When we talk about other countries and their gun control, the Phillippines isn’t typically part of that conversation. It’s a tiny set of islands with lots of gun control laws and lots of gun violence–an object lesson that gun control doesn’t work–but it’s also a place full of corruption and crime in general.
In fact, it’s probably the most dangerous place to visit in the Far East.
Yet, as Time notes in a recent piece, they don’t have many mass shootings. So, the magazine asks the important question, why?
Mass shootings are a result of a confluence of factors, but at the heart of the problem are guns—of which the Philippines has plenty. Firearms are sold openly in malls, and almost anyone can carry them, even priests and accountants.

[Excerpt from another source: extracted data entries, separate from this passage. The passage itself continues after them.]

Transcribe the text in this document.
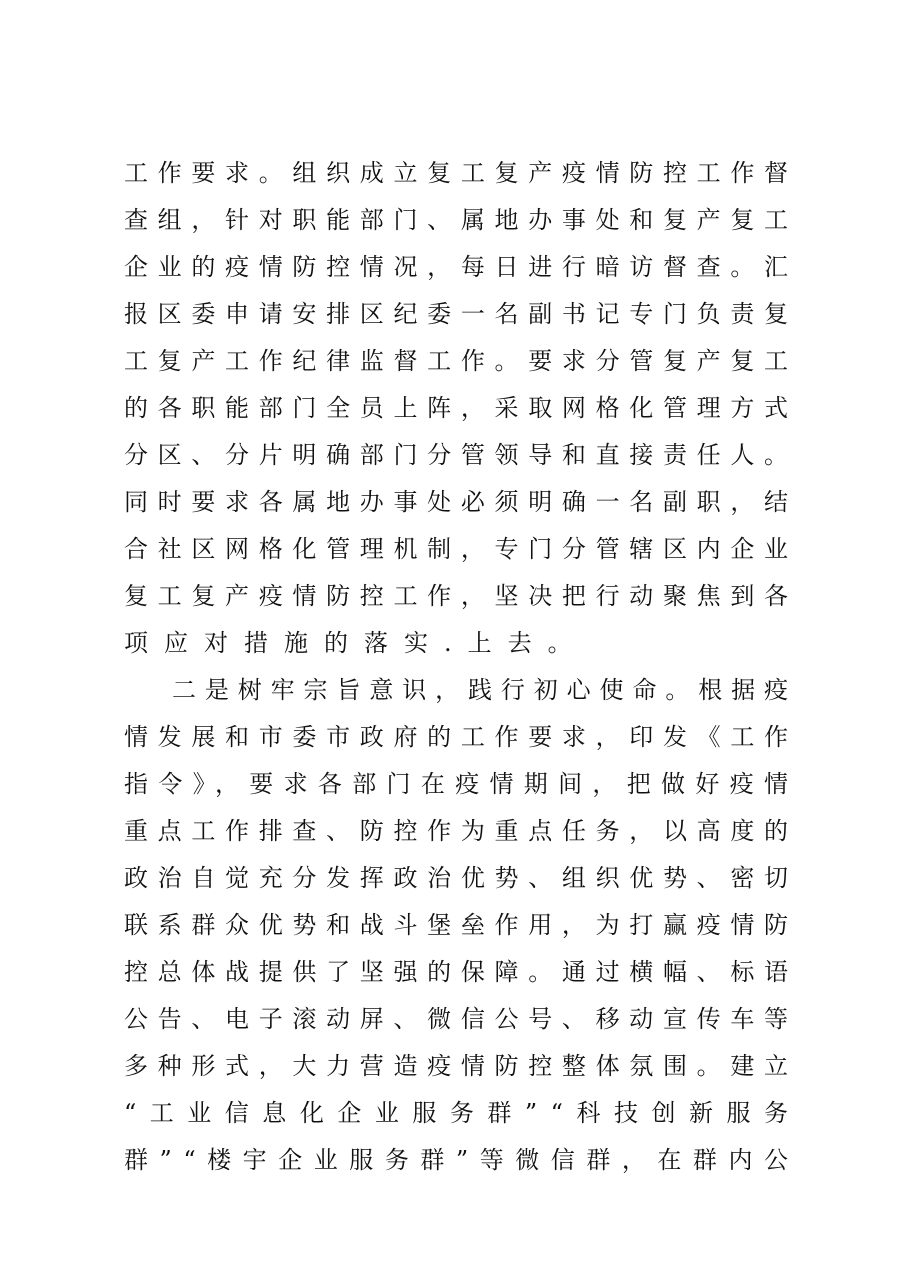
工作要求。组织成立复工复产疫情防控工作督
查组，针对职能部门、属地办事处和复产复工
企业的疫情防控情况，每日进行暗访督查。汇
报区委申请安排区纪委一名副书记专门负责复
工复产工作纪律监督工作。要求分管复产复工
的各职能部门全员上阵，采取网格化管理方式
分区、分片明确部门分管领导和直接责任人。
同时要求各属地办事处必须明确一名副职，结
合社区网格化管理机制，专门分管辖区内企业
复工复产疫情防控工作，坚决把行动聚焦到各
项应对措施的落实.上去。
二是树牢宗旨意识，践行初心使命。根据疫
情发展和市委市政府的工作要求，印发《工作
指令》，要求各部门在疫情期间，把做好疫情
重点工作排查、防控作为重点任务，以高度的
政治自觉充分发挥政治优势、组织优势、密切
联系群众优势和战斗堡垒作用，为打赢疫情防
控总体战提供了坚强的保障。通过横幅、标语
公告、电子滚动屏、微信公号、移动宣传车等
多种形式，大力营造疫情防控整体氛围。建立
“工业信息化企业服务群”“科技创新服务
群”“楼宇企业服务群”等微信群，在群内公
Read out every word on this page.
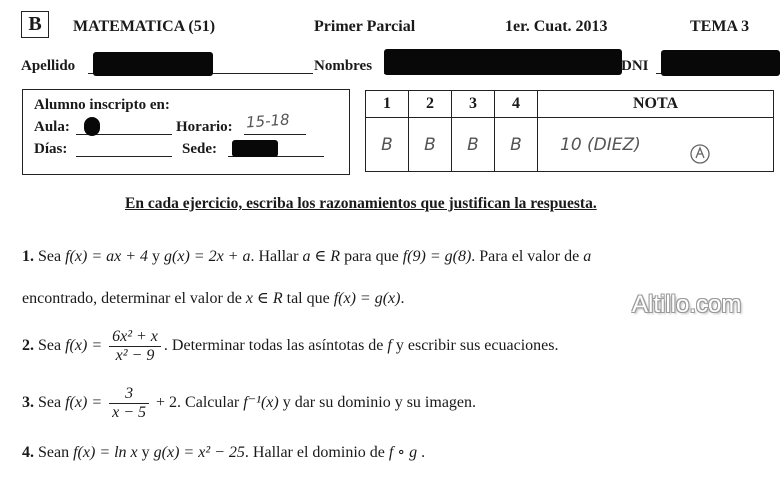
B	MATEMATICA (51)	Primer Parcial	1er. Cuat. 2013	TEMA 3
Apellido	Nombres	DNI
Alumno inscripto en:
Aula:	Horario: 15-18
Días:	Sede:
1	2	3	4	NOTA
B	B	B	B	10 (DIEZ)
En cada ejercicio, escriba los razonamientos que justifican la respuesta.
1. Sea f(x) = ax + 4 y g(x) = 2x + a. Hallar a ∈ R para que f(9) = g(8). Para el valor de a
encontrado, determinar el valor de x ∈ R tal que f(x) = g(x).	Altillo.com
2. Sea $f(x) = \frac{\text{6x² + x}}{\text{x² − 9}}$ . Determinar todas las asíntotas de f y escribir sus ecuaciones.
3. Sea $f(x) = \frac{3}{x - 5} + 2$. Calcular f⁻¹(x) y dar su dominio y su imagen.
4. Sean f(x) = ln x y g(x) = x² − 25. Hallar el dominio de f ∘ g .
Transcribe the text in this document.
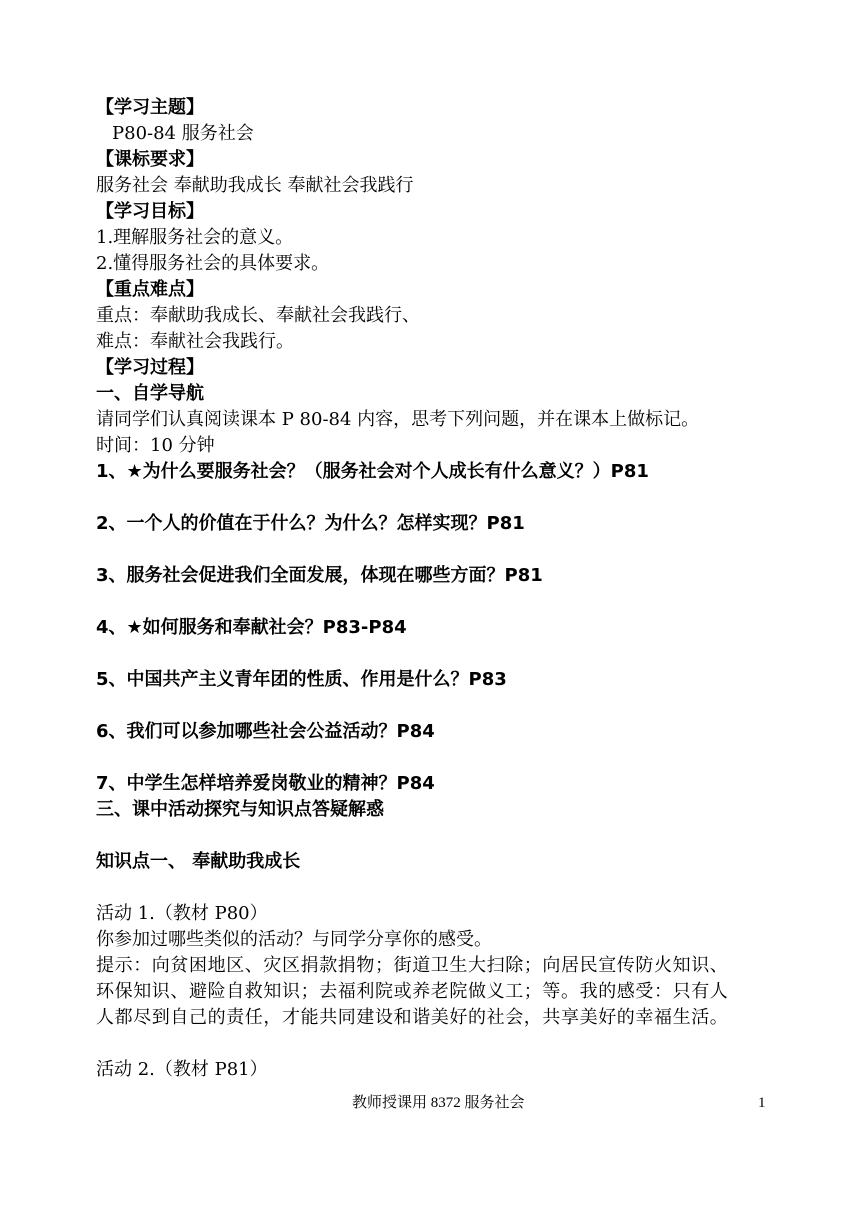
【学习主题】
P80-84 服务社会
【课标要求】
服务社会 奉献助我成长 奉献社会我践行
【学习目标】
1.理解服务社会的意义。
2.懂得服务社会的具体要求。
【重点难点】
重点：奉献助我成长、奉献社会我践行、
难点：奉献社会我践行。
【学习过程】
一、自学导航
请同学们认真阅读课本 P 80-84 内容，思考下列问题，并在课本上做标记。
时间：10 分钟
1、★为什么要服务社会？（服务社会对个人成长有什么意义？）P81
2、一个人的价值在于什么？为什么？怎样实现？P81
3、服务社会促进我们全面发展，体现在哪些方面？P81
4、★如何服务和奉献社会？P83-P84
5、中国共产主义青年团的性质、作用是什么？P83
6、我们可以参加哪些社会公益活动？P84
7、中学生怎样培养爱岗敬业的精神？P84
三、课中活动探究与知识点答疑解惑
知识点一、 奉献助我成长
活动 1.（教材 P80）
你参加过哪些类似的活动？与同学分享你的感受。
提示：向贫困地区、灾区捐款捐物；街道卫生大扫除；向居民宣传防火知识、
环保知识、避险自救知识；去福利院或养老院做义工；等。我的感受：只有人
人都尽到自己的责任，才能共同建设和谐美好的社会，共享美好的幸福生活。
活动 2.（教材 P81）
教师授课用 8372 服务社会	1
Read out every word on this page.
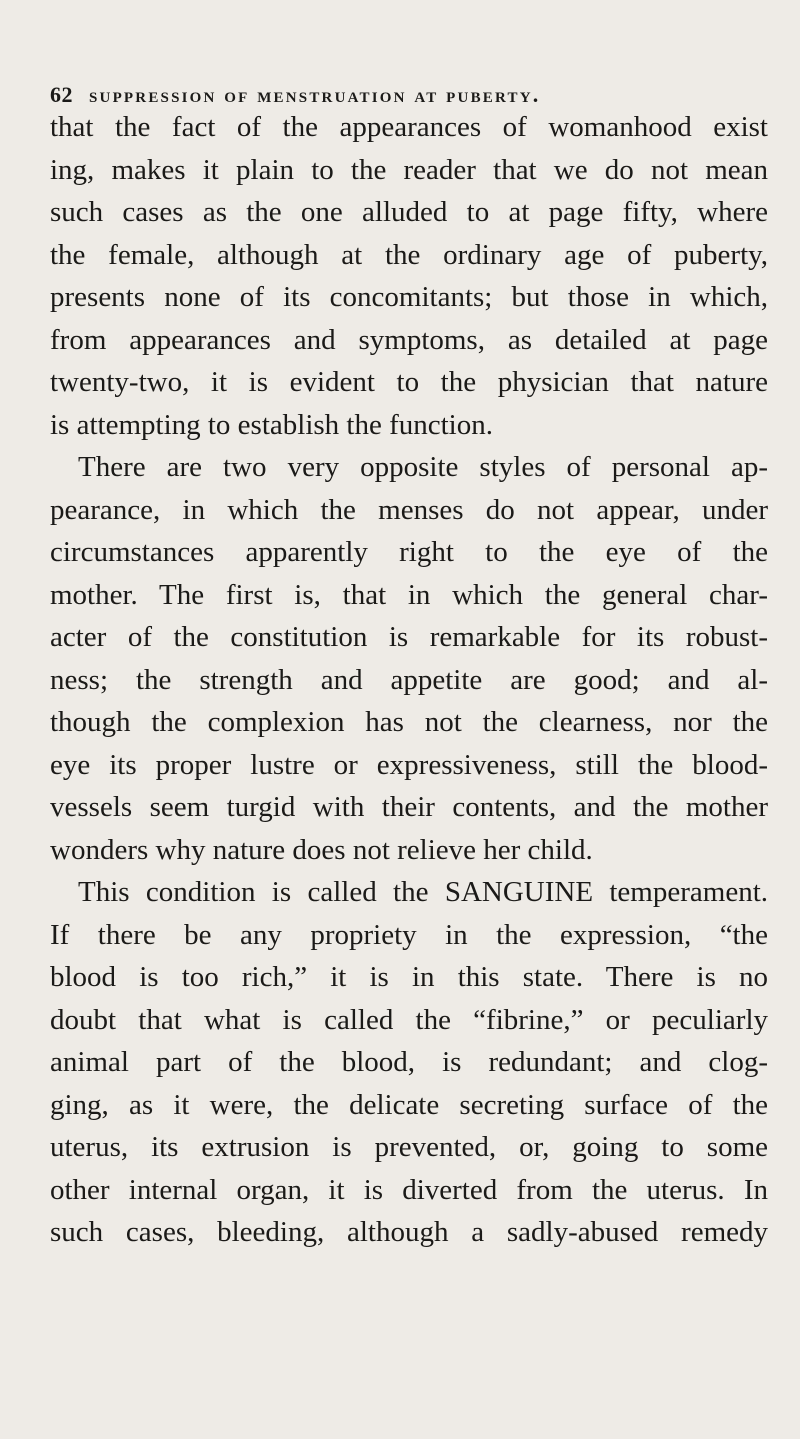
62 suppression of menstruation at puberty.
that the fact of the appearances of womanhood exist
ing, makes it plain to the reader that we do not mean
such cases as the one alluded to at page fifty, where
the female, although at the ordinary age of puberty,
presents none of its concomitants; but those in which,
from appearances and symptoms, as detailed at page
twenty-two, it is evident to the physician that nature
is attempting to establish the function.
There are two very opposite styles of personal ap-
pearance, in which the menses do not appear, under
circumstances apparently right to the eye of the
mother. The first is, that in which the general char-
acter of the constitution is remarkable for its robust-
ness; the strength and appetite are good; and al-
though the complexion has not the clearness, nor the
eye its proper lustre or expressiveness, still the blood-
vessels seem turgid with their contents, and the mother
wonders why nature does not relieve her child.
This condition is called the SANGUINE temperament.
If there be any propriety in the expression, “the
blood is too rich,” it is in this state. There is no
doubt that what is called the “fibrine,” or peculiarly
animal part of the blood, is redundant; and clog-
ging, as it were, the delicate secreting surface of the
uterus, its extrusion is prevented, or, going to some
other internal organ, it is diverted from the uterus. In
such cases, bleeding, although a sadly-abused remedy
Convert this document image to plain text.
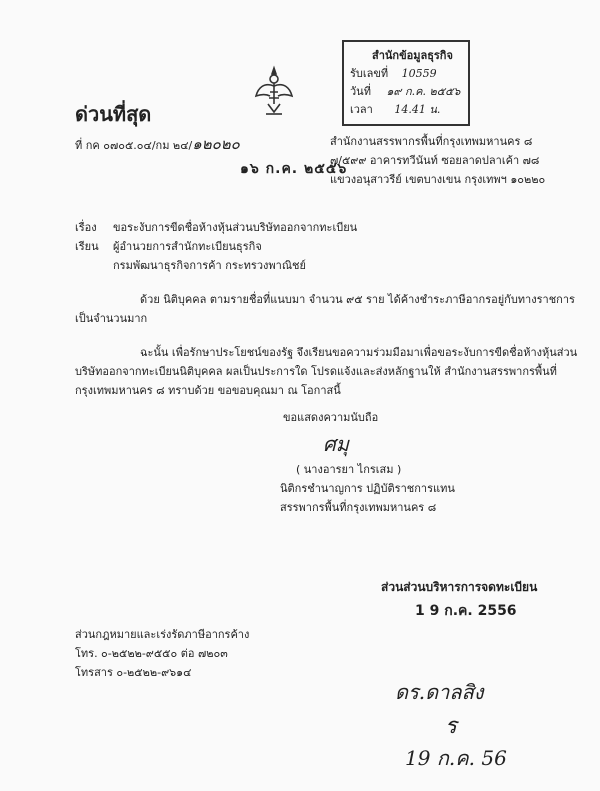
สำนักข้อมูลธุรกิจ
รับเลขที่ 10559
วันที่ ๑๙ ก.ค. ๒๕๕๖
เวลา 14.41 น.
ด่วนที่สุด
ที่ กค ๐๗๐๕.๐๔/กม ๒๔/๑๒๐๒๐	สำนักงานสรรพากรพื้นที่กรุงเทพมหานคร ๘
๗/๕๙๙ อาคารทวีนันท์ ซอยลาดปลาเค้า ๗๘
แขวงอนุสาวรีย์ เขตบางเขน กรุงเทพฯ ๑๐๒๒๐
๑๖ ก.ค. ๒๕๕๖
เรื่อง ขอระงับการขีดชื่อห้างหุ้นส่วนบริษัทออกจากทะเบียน
เรียน ผู้อำนวยการสำนักทะเบียนธุรกิจ
กรมพัฒนาธุรกิจการค้า กระทรวงพาณิชย์
ด้วย นิติบุคคล ตามรายชื่อที่แนบมา จำนวน ๙๕ ราย ได้ค้างชำระภาษีอากรอยู่กับทางราชการ
เป็นจำนวนมาก
ฉะนั้น เพื่อรักษาประโยชน์ของรัฐ จึงเรียนขอความร่วมมือมาเพื่อขอระงับการขีดชื่อห้างหุ้นส่วน
บริษัทออกจากทะเบียนนิติบุคคล ผลเป็นประการใด โปรดแจ้งและส่งหลักฐานให้ สำนักงานสรรพากรพื้นที่
กรุงเทพมหานคร ๘ ทราบด้วย ขอขอบคุณมา ณ โอกาสนี้
ขอแสดงความนับถือ
ศมุ
( นางอารยา ไกรเสม )
นิติกรชำนาญการ ปฏิบัติราชการแทน
สรรพากรพื้นที่กรุงเทพมหานคร ๘
ส่วนส่วนบริหารการจดทะเบียน
1 9 ก.ค. 2556
ส่วนกฎหมายและเร่งรัดภาษีอากรค้าง
โทร. ๐-๒๕๒๒-๙๕๕๐ ต่อ ๗๒๐๓
โทรสาร ๐-๒๕๒๒-๙๖๑๔
ดร.ดาลสิง
ร
19 ก.ค. 56
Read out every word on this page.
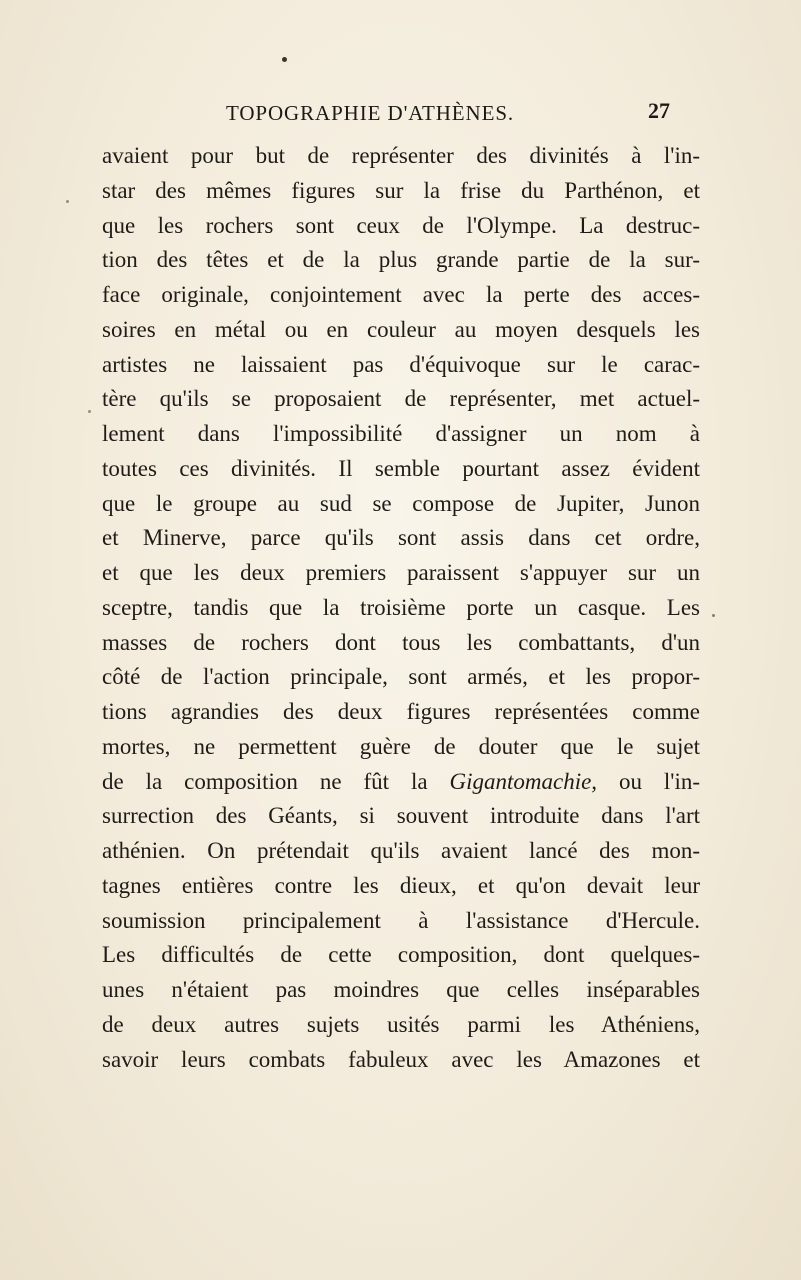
TOPOGRAPHIE D'ATHÈNES.	27
avaient pour but de représenter des divinités à l'in-
star des mêmes figures sur la frise du Parthénon, et
que les rochers sont ceux de l'Olympe. La destruc-
tion des têtes et de la plus grande partie de la sur-
face originale, conjointement avec la perte des acces-
soires en métal ou en couleur au moyen desquels les
artistes ne laissaient pas d'équivoque sur le carac-
tère qu'ils se proposaient de représenter, met actuel-
lement dans l'impossibilité d'assigner un nom à
toutes ces divinités. Il semble pourtant assez évident
que le groupe au sud se compose de Jupiter, Junon
et Minerve, parce qu'ils sont assis dans cet ordre,
et que les deux premiers paraissent s'appuyer sur un
sceptre, tandis que la troisième porte un casque. Les
masses de rochers dont tous les combattants, d'un
côté de l'action principale, sont armés, et les propor-
tions agrandies des deux figures représentées comme
mortes, ne permettent guère de douter que le sujet
de la composition ne fût la Gigantomachie, ou l'in-
surrection des Géants, si souvent introduite dans l'art
athénien. On prétendait qu'ils avaient lancé des mon-
tagnes entières contre les dieux, et qu'on devait leur
soumission principalement à l'assistance d'Hercule.
Les difficultés de cette composition, dont quelques-
unes n'étaient pas moindres que celles inséparables
de deux autres sujets usités parmi les Athéniens,
savoir leurs combats fabuleux avec les Amazones et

No consensus has been reached in the Philippines over what sets a mass shooting apart from other gun deaths, but indiscriminate slayings are uncommon. When eight people died and 11 were injured after a drunk gunman began firing wildly in the southern province of Cavite back in 2013, the tragedy was notable for its sheer rarity.
To be clear, homicides involving firearms are a fact of life in the Philippines. Hitmen can be hired for as little as $300. In fact, the Philippines is one of the deadliest places in Asia when it comes to firearm homicides. The country saw over 1,200 intentional killings using firearms in 2019. This meant guns killed one in every 100,000 people in the Southeast Asian country—one of the highest rates in Asia. (In 2020, the comparable figure for the U.S. is four.)
Which leads some to wonder just why they don’t have more mass shootings. Especially since, as is later noted in the article, the Phillippine culture is so heavily influenced by the United States.
So what gives?
It appears to be cultural, at least according to some.
Narag says the strong ties of Philippine kinship mean troubled individuals are more likely to be identified before they become mass shooters. He contrasts that with the situation in the U.S., where he presently lives and teaches.
“Here, if you have problems, you have to go to a health professional,” he tells TIME. “You’ll divulge everything there. You don’t talk to your neighbors—sometimes you don’t talk to your own parents—because [there isn’t] an engaged culture where one’s problem is everyone’s problem.”
Jose Antonio Clemente, a professor of social psychology at the University of the Philippines, says community is everything. “At an early age, we are trained to give importance to our families and our relationships,” he says. “Maybe at some point we’re also taught to value our community, since there are a lot of communities that are very close-knit because of the high population density.”
Narag argues that no one will commit a mass shooting because the community won’t support them.
However, the community doesn’t support mass shooters here, either.
The difference may lie in the fact that we don’t have the same kind of community. Here, it’s not a central part of our lives. If people in the community don’t like what I do, that’s their problem, not mine.
This is, in many ways, a good thing.
Yet this might be one of the ways it’s not.
Of course, there’s not really much evidence of this. It’s really just a couple of people’s speculation as to why the tiny archipelagic nation doesn’t suffer quite the same scourge we do.
Even if there is, trying to change our culture to mimic this isn’t exactly something we can do overnight, either.
But there are things we can do that will help move us a bit closer, such as the media not lionizing these shooters by making them celebrities, for example. I’ve started pondering the possibilities of taking this idea a step further and digging into these killers’ pasts and finding their most embarrassing moments and broadcasting those. Instead of rock stars, they become the subject of mockery.
Read this, though, it does seem like something that might create a similar feeling of shame.
The truth is, this topic needs a whole lot more study, and it’s study we’re not really seeing the experts even consider looking into, unfortunately.